In February 2017, Glover announced that he would be running for Lieutenant Governor of Alabama in 2018; he was the first candidate to launch a campaign for that position. Glover was one of three candidates in the race, and finished in third, missing the runoff with 19.6% of the vote.

Glover ran for State Auditor of Alabama in the 2022 election cycle, announcing his campaign in July 2021. Glover finished in third place out of three candidates, missing the runoff with 27.7% of the vote.
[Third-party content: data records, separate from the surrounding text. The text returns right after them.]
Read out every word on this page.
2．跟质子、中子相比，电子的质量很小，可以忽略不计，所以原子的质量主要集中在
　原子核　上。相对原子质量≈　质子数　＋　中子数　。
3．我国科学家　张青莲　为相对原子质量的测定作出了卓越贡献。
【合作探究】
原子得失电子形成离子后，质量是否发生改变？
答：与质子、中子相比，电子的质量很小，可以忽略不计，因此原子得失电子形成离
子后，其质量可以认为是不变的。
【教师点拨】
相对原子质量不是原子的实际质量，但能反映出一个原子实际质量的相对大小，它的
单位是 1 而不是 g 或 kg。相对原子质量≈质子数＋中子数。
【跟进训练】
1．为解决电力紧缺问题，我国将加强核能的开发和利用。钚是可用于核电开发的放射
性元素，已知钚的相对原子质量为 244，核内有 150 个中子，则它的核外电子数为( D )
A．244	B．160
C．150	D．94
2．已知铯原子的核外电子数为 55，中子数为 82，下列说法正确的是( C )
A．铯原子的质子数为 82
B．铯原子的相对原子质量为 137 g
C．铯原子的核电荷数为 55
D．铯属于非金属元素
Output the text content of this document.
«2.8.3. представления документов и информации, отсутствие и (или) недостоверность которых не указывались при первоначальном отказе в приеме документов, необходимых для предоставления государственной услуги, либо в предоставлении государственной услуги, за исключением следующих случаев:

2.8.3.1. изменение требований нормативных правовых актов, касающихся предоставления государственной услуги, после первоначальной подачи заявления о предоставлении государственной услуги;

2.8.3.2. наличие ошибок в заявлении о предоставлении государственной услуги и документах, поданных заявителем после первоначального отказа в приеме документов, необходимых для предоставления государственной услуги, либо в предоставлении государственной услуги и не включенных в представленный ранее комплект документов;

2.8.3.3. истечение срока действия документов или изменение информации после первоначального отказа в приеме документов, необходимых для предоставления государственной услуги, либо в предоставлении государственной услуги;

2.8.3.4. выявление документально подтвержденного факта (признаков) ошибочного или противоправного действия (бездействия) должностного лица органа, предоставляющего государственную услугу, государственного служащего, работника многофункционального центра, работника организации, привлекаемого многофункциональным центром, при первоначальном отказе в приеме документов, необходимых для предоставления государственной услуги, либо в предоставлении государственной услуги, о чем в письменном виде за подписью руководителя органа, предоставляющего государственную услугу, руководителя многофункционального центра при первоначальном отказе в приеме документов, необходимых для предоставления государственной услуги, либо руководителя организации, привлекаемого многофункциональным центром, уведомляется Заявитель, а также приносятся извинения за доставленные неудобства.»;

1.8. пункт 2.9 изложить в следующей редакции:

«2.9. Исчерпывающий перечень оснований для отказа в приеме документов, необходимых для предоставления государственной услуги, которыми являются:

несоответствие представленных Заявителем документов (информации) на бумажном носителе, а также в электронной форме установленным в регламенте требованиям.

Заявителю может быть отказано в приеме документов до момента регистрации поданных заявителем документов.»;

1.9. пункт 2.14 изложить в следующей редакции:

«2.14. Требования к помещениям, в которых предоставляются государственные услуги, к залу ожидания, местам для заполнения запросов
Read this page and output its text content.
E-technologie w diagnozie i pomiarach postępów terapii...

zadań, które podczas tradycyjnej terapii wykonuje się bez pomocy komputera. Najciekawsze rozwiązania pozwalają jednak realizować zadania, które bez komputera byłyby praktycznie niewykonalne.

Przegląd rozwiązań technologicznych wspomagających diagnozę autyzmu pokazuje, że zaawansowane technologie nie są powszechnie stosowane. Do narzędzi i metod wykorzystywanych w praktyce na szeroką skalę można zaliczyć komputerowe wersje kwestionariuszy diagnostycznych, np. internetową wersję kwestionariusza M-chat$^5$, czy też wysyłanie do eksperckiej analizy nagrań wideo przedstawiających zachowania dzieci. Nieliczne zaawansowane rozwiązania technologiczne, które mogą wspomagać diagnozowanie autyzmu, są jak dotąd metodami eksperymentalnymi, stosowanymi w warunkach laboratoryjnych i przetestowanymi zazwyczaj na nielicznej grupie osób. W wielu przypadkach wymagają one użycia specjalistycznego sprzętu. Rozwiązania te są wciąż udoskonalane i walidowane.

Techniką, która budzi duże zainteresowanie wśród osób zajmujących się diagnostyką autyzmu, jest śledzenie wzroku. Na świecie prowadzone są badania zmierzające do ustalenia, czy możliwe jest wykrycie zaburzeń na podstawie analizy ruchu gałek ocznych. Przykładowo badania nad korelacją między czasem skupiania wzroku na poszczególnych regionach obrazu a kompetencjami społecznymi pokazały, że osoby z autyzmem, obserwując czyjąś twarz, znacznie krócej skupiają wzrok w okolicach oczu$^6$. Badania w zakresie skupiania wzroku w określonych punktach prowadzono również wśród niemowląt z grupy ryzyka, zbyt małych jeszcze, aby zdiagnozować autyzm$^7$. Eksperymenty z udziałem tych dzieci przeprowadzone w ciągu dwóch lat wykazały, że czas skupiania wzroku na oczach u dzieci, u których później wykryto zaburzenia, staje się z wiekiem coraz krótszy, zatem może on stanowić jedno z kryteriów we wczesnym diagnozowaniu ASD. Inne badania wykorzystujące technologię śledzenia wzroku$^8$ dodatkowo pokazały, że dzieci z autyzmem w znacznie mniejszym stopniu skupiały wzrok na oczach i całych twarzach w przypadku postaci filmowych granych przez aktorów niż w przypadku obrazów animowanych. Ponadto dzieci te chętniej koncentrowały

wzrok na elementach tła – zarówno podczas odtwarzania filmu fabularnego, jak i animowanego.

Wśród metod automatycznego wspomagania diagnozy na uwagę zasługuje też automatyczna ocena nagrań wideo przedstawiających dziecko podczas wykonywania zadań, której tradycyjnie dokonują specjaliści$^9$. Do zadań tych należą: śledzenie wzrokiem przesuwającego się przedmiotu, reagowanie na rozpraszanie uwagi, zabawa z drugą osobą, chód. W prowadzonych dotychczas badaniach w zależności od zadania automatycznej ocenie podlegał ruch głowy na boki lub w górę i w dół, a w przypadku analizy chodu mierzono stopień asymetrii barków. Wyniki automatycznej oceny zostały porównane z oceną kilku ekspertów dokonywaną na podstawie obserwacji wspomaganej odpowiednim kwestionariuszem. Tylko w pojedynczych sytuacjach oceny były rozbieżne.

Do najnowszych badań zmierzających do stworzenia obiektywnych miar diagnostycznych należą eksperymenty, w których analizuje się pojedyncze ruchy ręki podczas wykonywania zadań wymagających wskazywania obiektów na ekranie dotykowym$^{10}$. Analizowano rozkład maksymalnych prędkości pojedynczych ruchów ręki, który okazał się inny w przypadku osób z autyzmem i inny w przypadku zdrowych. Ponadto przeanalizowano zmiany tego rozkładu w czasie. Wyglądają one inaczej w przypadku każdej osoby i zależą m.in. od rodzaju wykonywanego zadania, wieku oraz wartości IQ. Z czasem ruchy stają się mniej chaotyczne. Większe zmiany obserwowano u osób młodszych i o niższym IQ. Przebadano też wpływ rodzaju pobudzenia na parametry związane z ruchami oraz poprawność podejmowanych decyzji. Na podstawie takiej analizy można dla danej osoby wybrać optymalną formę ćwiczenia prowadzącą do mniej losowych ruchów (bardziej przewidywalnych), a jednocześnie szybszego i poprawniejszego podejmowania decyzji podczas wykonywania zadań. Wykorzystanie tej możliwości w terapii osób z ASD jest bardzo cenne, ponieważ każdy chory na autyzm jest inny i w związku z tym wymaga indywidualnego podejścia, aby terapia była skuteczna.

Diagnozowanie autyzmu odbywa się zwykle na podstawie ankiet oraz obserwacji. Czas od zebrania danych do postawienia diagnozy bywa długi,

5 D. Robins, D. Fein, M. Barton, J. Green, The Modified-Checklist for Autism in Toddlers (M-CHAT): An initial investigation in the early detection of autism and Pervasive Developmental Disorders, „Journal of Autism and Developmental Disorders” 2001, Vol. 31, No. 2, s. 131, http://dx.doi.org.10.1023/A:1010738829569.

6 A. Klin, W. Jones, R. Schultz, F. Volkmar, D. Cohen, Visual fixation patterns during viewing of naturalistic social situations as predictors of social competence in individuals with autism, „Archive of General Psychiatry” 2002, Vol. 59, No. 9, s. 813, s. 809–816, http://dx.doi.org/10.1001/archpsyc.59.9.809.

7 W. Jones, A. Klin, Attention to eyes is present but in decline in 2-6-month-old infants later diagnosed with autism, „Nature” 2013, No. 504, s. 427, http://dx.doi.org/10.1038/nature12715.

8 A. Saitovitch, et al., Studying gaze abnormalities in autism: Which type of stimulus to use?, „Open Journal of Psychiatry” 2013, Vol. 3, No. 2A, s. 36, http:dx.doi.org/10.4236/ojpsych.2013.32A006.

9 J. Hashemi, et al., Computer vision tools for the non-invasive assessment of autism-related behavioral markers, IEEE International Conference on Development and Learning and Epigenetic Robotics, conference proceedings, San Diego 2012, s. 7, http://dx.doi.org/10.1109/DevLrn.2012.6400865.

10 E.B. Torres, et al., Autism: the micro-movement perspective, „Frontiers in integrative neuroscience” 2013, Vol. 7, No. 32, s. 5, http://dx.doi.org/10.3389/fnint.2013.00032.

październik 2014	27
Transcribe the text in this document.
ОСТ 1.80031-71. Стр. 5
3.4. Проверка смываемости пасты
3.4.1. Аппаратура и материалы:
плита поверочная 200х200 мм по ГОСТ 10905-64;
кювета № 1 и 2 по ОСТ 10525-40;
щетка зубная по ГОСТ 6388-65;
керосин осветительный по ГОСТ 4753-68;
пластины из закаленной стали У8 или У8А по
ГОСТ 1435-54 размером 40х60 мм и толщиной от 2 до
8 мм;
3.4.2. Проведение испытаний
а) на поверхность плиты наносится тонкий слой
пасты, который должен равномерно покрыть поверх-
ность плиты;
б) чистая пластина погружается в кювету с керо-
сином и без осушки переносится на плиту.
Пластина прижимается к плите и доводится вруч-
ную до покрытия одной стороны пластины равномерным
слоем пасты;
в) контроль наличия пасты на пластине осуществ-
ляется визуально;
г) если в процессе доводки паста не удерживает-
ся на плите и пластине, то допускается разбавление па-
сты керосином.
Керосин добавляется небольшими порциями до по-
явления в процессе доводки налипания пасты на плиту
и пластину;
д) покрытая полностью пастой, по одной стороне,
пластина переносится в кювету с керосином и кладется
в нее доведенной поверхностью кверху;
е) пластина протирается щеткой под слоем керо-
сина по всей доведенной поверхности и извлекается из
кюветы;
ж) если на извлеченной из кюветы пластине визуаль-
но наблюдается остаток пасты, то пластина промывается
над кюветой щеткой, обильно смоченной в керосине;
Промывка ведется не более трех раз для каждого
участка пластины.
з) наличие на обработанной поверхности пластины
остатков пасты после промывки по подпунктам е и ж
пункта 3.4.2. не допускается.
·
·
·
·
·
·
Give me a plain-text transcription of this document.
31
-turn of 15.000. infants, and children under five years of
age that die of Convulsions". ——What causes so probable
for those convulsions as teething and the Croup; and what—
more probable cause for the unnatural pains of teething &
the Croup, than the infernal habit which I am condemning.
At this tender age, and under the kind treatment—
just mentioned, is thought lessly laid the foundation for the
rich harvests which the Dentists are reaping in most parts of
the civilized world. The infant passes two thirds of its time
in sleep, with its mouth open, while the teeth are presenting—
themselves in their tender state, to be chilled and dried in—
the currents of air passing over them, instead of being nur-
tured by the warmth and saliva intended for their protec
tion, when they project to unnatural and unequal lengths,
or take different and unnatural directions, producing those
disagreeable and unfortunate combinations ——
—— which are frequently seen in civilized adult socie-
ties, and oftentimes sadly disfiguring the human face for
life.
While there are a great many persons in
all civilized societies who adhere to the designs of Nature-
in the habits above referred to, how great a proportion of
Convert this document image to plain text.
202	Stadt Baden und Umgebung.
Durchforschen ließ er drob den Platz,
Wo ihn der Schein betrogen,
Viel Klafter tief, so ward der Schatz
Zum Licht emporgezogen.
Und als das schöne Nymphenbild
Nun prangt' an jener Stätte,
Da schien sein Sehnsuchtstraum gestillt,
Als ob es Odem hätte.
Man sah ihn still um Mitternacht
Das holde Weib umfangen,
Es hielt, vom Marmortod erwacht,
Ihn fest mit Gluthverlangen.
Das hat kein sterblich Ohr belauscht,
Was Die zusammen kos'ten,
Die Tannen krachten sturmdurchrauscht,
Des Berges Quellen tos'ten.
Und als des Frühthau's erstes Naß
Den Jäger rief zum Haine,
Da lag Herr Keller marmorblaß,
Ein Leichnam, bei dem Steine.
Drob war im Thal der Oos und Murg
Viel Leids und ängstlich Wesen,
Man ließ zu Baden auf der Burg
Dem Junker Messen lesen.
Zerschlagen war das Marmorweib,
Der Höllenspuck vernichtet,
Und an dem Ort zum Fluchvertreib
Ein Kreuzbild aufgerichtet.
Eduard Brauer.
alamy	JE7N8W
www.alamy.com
In 2026, Glover's initial successor in the Alabama Senate's 34th district, Jack W. Williams, retired to run in the election for state Commissioner of Agriculture and Industries. Glover ran in the Republican primary for the 34th district that year, seeking to return to the state senate. He received an early endorsement from the Alabama Farmers Federation. His opponent in the primary was Doug Harwell, who received support from a political action committee favorable to sports betting. The involvement of the gambling industry in the primary was profiled in a Bloomberg News article, which reported that over $2.2 million had been spent by sports betting PACs to attack Glover. In March 2026, Glover claimed that Harwell's campaign had released a push poll attacking him with "false claims about his record". In the May primary election, Glover defeated Harwell for the Republican nomination with approximately 54% of the vote, and was unopposed in the general election. After his victory in the primary, Glover said he would focus on "infrastructural needs" in the district.

==Personal life==
Glover lives in Semmes, Alabama, with his wife, Connie. The couple have two daughters. Glover attends the Wilmer Baptist Church in Wilmer, Alabama. He is also a member of The Gideons International and the National Rifle Association of America.